Now engineers at the Lawrence Livermore National Laboratory (LLNL) have achieved that ability to scale nanotechnology in 3D-printed architectures of arbitrary geometry, paving the way for super-strong, ultra-lightweight, and flexible metallic materials for aerospace, the military, and the automotive industry.
Researchers took inspiration from the hierarchical structure of materials found in nature -- such as wood and bone -- for the materials, they said. The finished product -- a nickel-plated metal material with high elasticity -- integrates multiple levels of feature size, from nanoscale films to the macroscale unit cells and lattices, within a single piece of material that’s about 5 centimeters long.
An optical image of a bulk-scale hierarchical nickel phosphorous lattice material with a network of hierarchical stretch-dominated octet unit cells developed at the Lawrence Livermore National Laboratory.
(Source: Xiaoyu Zheng and William Smith, LLNL)
"With these 3D features we've been fabricating on a nanoscale, you can get some really interesting properties, but people have never been able to scale them up and see how they behave," said Xiaoyu “Rayne” Zheng, a former LLNL technical staff member who led the research and is the lead author on a paper about the work in the journal, Nature Materials. "We've figured out a strategy of hierarchically building them to take advantage of the nanoscale features, but use them at a large scale. It turned out better than we could have imagined." Zheng is now a professor of mechanical engineering at Virginia Tech.

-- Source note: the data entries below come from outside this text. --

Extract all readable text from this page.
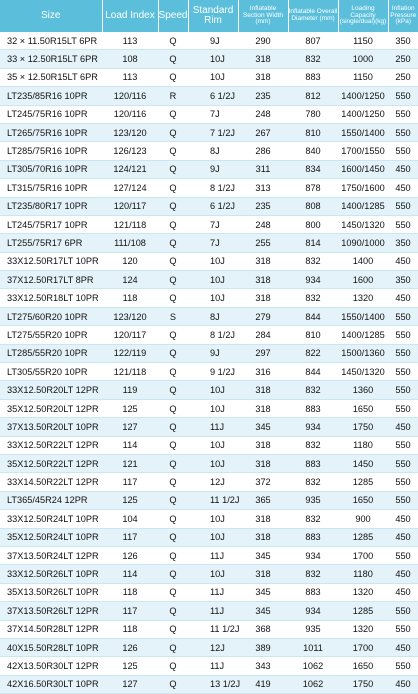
Size	Load Index	Speed	Standard Rim	Inflatable Section Width (mm)	Inflatable Overall Diameter (mm)	Loading Capacity (single/dual)(kg)	Inflation Pressure (kPa)
32 × 11.50R15LT 6PR	113	Q	9J	290	807	1150	350
33 × 12.50R15LT 6PR	108	Q	10J	318	832	1000	250
35 × 12.50R15LT 6PR	113	Q	10J	318	883	1150	250
LT235/85R16 10PR	120/116	R	6 1/2J	235	812	1400/1250	550
LT245/75R16 10PR	120/116	Q	7J	248	780	1400/1250	550
LT265/75R16 10PR	123/120	Q	7 1/2J	267	810	1550/1400	550
LT285/75R16 10PR	126/123	Q	8J	286	840	1700/1550	550
LT305/70R16 10PR	124/121	Q	9J	311	834	1600/1450	450
LT315/75R16 10PR	127/124	Q	8 1/2J	313	878	1750/1600	450
LT235/80R17 10PR	120/117	Q	6 1/2J	235	808	1400/1285	550
LT245/75R17 10PR	121/118	Q	7J	248	800	1450/1320	550
LT255/75R17 6PR	111/108	Q	7J	255	814	1090/1000	350
33X12.50R17LT 10PR	120	Q	10J	318	832	1400	450
37X12.50R17LT 8PR	124	Q	10J	318	934	1600	350
33X12.50R18LT 10PR	118	Q	10J	318	832	1320	450
LT275/60R20 10PR	123/120	S	8J	279	844	1550/1400	550
LT275/55R20 10PR	120/117	Q	8 1/2J	284	810	1400/1285	550
LT285/55R20 10PR	122/119	Q	9J	297	822	1500/1360	550
LT305/55R20 10PR	121/118	Q	9 1/2J	316	844	1450/1320	550
33X12.50R20LT 12PR	119	Q	10J	318	832	1360	550
35X12.50R20LT 12PR	125	Q	10J	318	883	1650	550
37X13.50R20LT 10PR	127	Q	11J	345	934	1750	450
33X12.50R22LT 12PR	114	Q	10J	318	832	1180	550
35X12.50R22LT 12PR	121	Q	10J	318	883	1450	550
33X14.50R22LT 12PR	117	Q	12J	372	832	1285	550
LT365/45R24 12PR	125	Q	11 1/2J	365	935	1650	550
33X12.50R24LT 10PR	104	Q	10J	318	832	900	450
35X12.50R24LT 10PR	117	Q	10J	318	883	1285	450
37X13.50R24LT 12PR	126	Q	11J	345	934	1700	550
33X12.50R26LT 10PR	114	Q	10J	318	832	1180	450
35X13.50R26LT 10PR	118	Q	11J	345	883	1320	450
37X13.50R26LT 12PR	117	Q	11J	345	934	1285	550
37X14.50R28LT 12PR	118	Q	11 1/2J	368	935	1320	550
40X15.50R28LT 10PR	126	Q	12J	389	1011	1700	450
42X13.50R30LT 12PR	125	Q	11J	343	1062	1650	550
42X16.50R30LT 10PR	127	Q	13 1/2J	419	1062	1750	450
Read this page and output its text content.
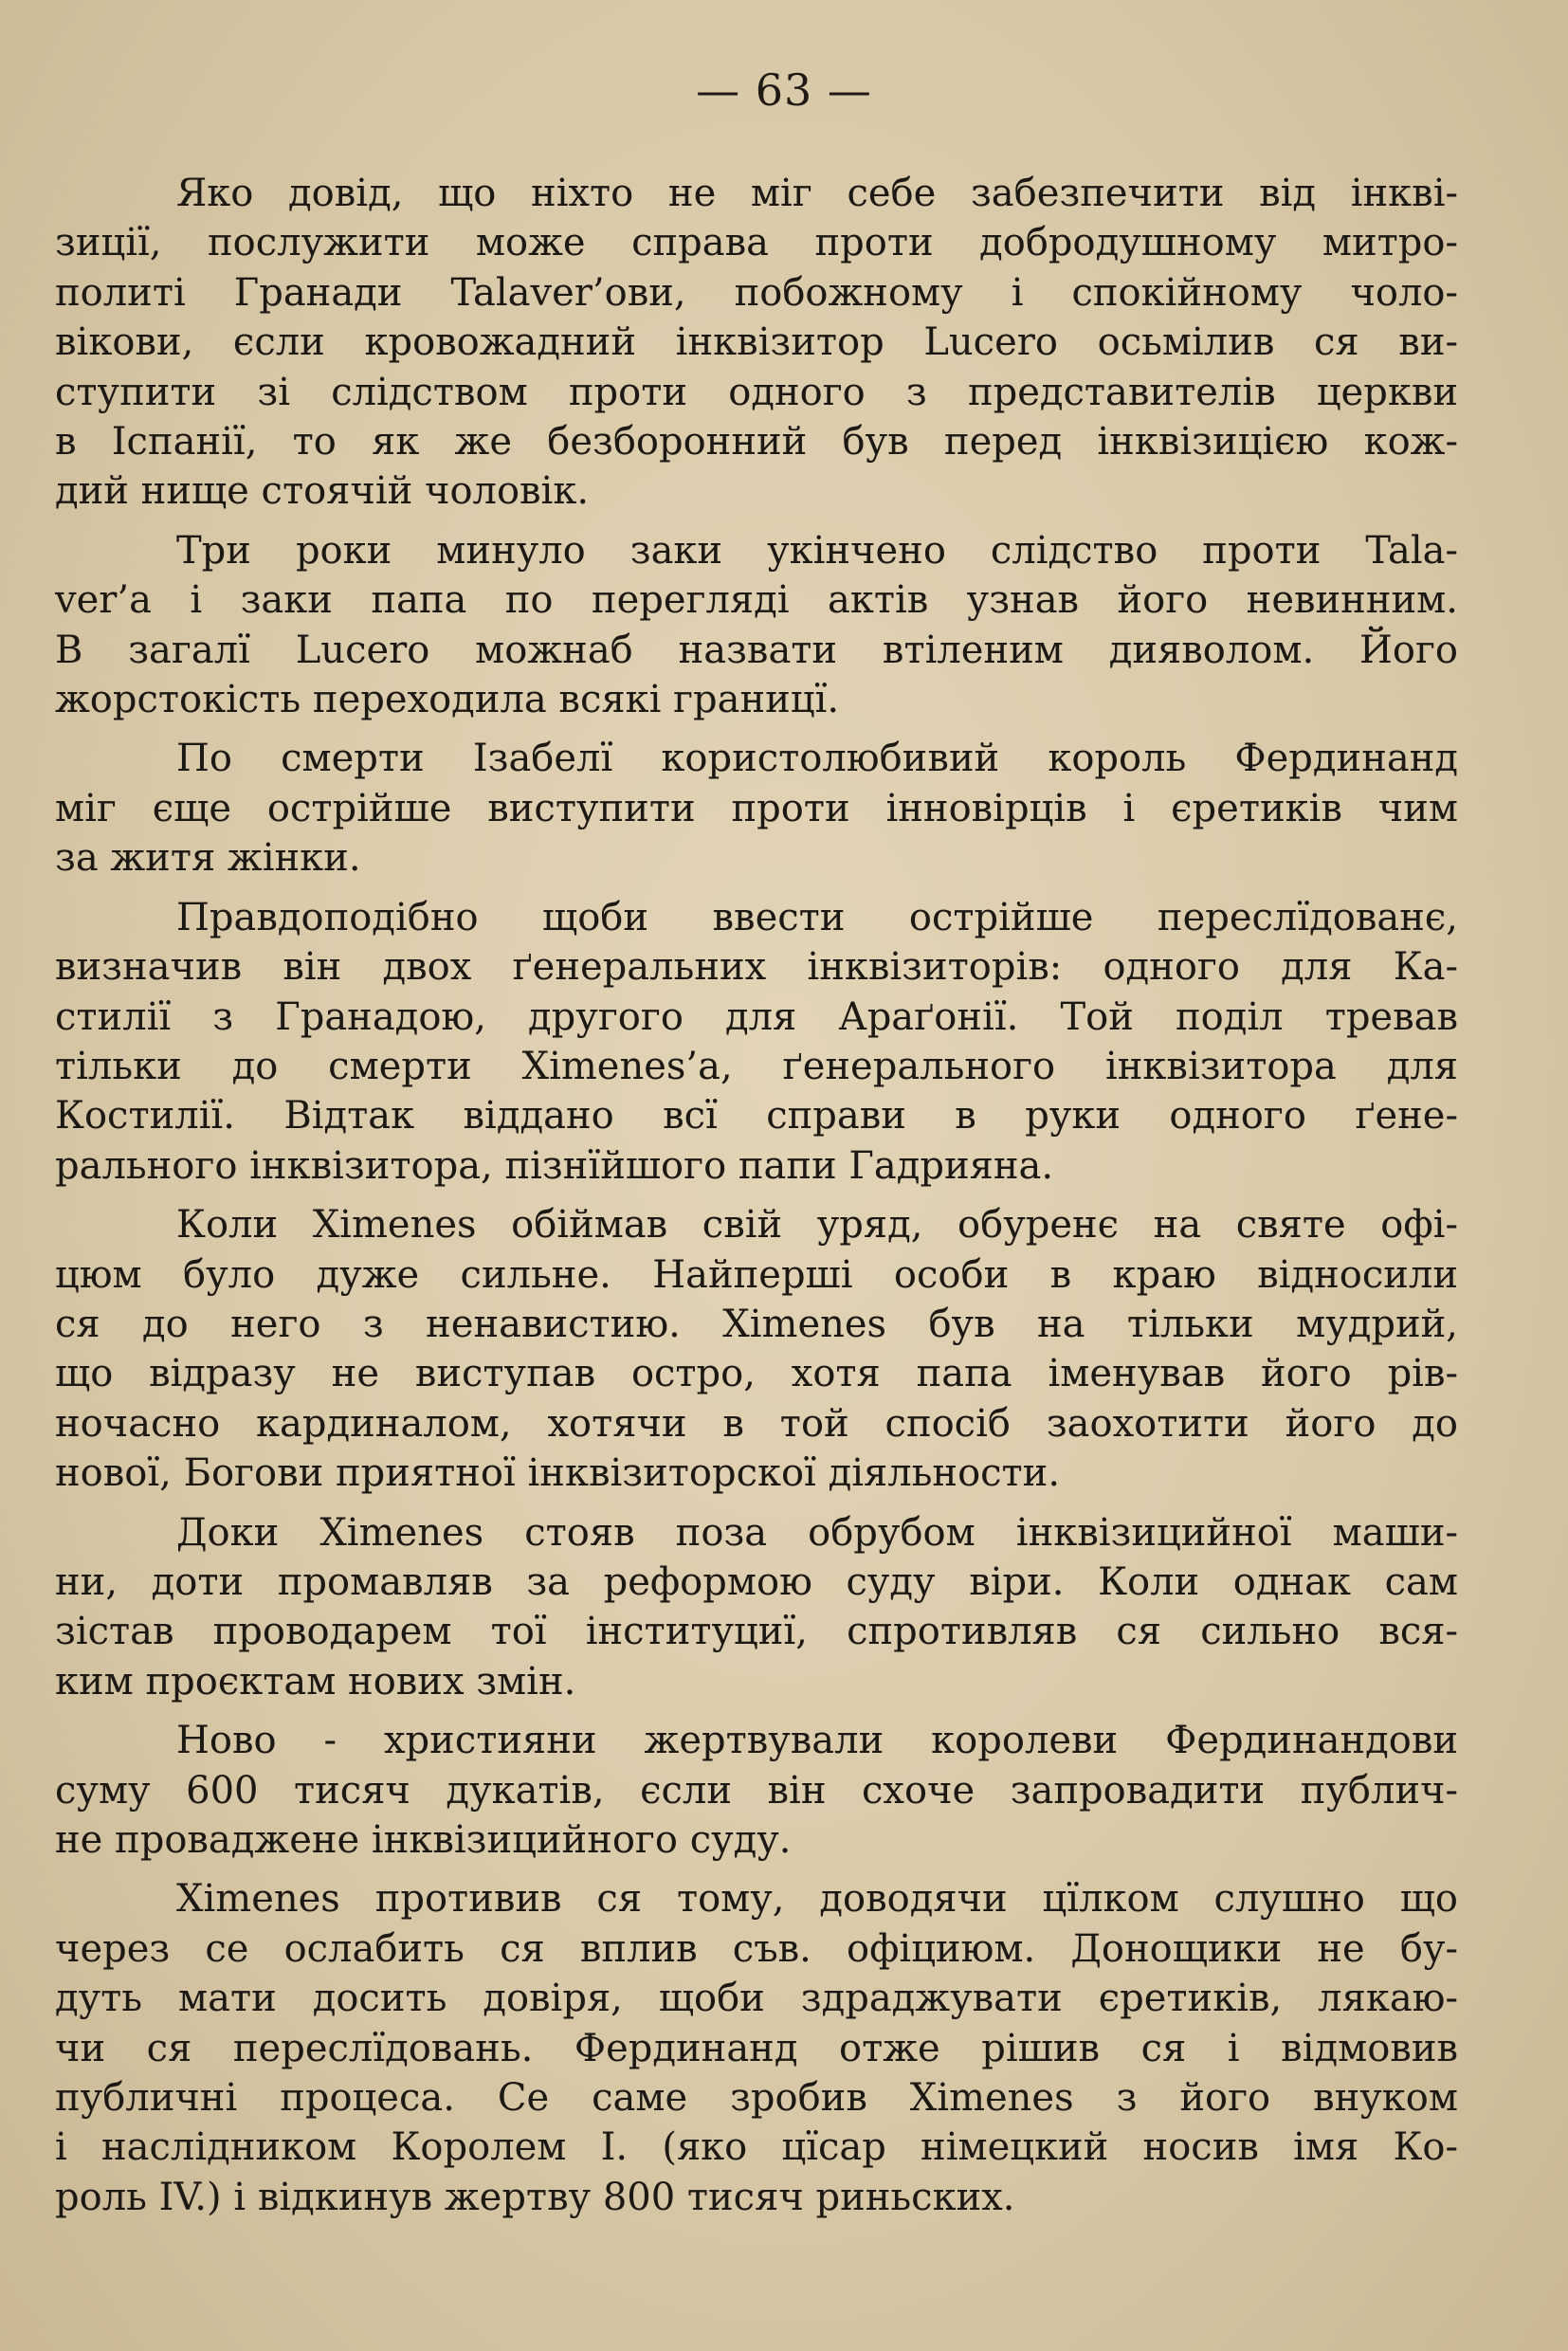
— 63 —
Яко довід, що ніхто не міг себе забезпечити від інкві-
зиції, послужити може справа проти добродушному митро-
политі Гранади Talaver’ови, побожному і спокійному чоло-
вікови, єсли кровожадний інквізитор Lucero осьмілив ся ви-
ступити зі слідством проти одного з представителів церкви
в Іспанії, то як же безборонний був перед інквізицією кож-
дий нище стоячій чоловік.
Три роки минуло заки укінчено слідство проти Tala-
ver’a і заки папа по перегляді актів узнав його невинним.
В загалї Lucero можнаб назвати втіленим дияволом. Його
жорстокість переходила всякі границї.
По смерти Ізабелї користолюбивий король Фердинанд
міг єще острійше виступити проти інновірців і єретиків чим
за житя жінки.
Правдоподібно щоби ввести острійше переслїдованє,
визначив він двох ґенеральних інквізиторів: одного для Ка-
стилії з Гранадою, другого для Араґонії. Той поділ тревав
тільки до смерти Ximenes’а, ґенерального інквізитора для
Костилії. Відтак віддано всї справи в руки одного ґене-
рального інквізитора, пізнїйшого папи Гадрияна.
Коли Ximenes обіймав свій уряд, обуренє на святе офі-
цюм було дуже сильне. Найперші особи в краю відносили
ся до него з ненавистию. Ximenes був на тільки мудрий,
що відразу не виступав остро, хотя папа іменував його рів-
ночасно кардиналом, хотячи в той спосіб заохотити його до
нової, Богови приятної інквізиторскої діяльности.
Доки Ximenes стояв поза обрубом інквізицийної маши-
ни, доти промавляв за реформою суду віри. Коли однак сам
зістав проводарем тої інституциї, спротивляв ся сильно вся-
ким проєктам нових змін.
Ново - християни жертвували королеви Фердинандови
суму 600 тисяч дукатів, єсли він схоче запровадити публич-
не проваджене інквізицийного суду.
Ximenes противив ся тому, доводячи цїлком слушно що
через се ослабить ся вплив съв. офіциюм. Донощики не бу-
дуть мати досить довіря, щоби здраджувати єретиків, лякаю-
чи ся переслїдовань. Фердинанд отже рішив ся і відмовив
публичні процеса. Се саме зробив Ximenes з його внуком
і наслідником Королем І. (яко цїсар німецкий носив імя Ко-
роль IV.) і відкинув жертву 800 тисяч риньских.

Engineers originally printed the lattices out of polymer using a unique Large Area Projection Micro-Stereolithography (LAPuSL) printer invented at the lab by LLNL engineer, Bryan Moran. They then coated the lattice structure with a nickel-phosphorus alloy removed the polymer core in post-processing. What was left were extremely lightweight, hollow tube structures.
During material testing, researchers found that structures fashioned with walls 700 nanometers thick broke under a 5% strain, while those with 60-nanometer walls could stretch considerably more -- about 20% -- before failing.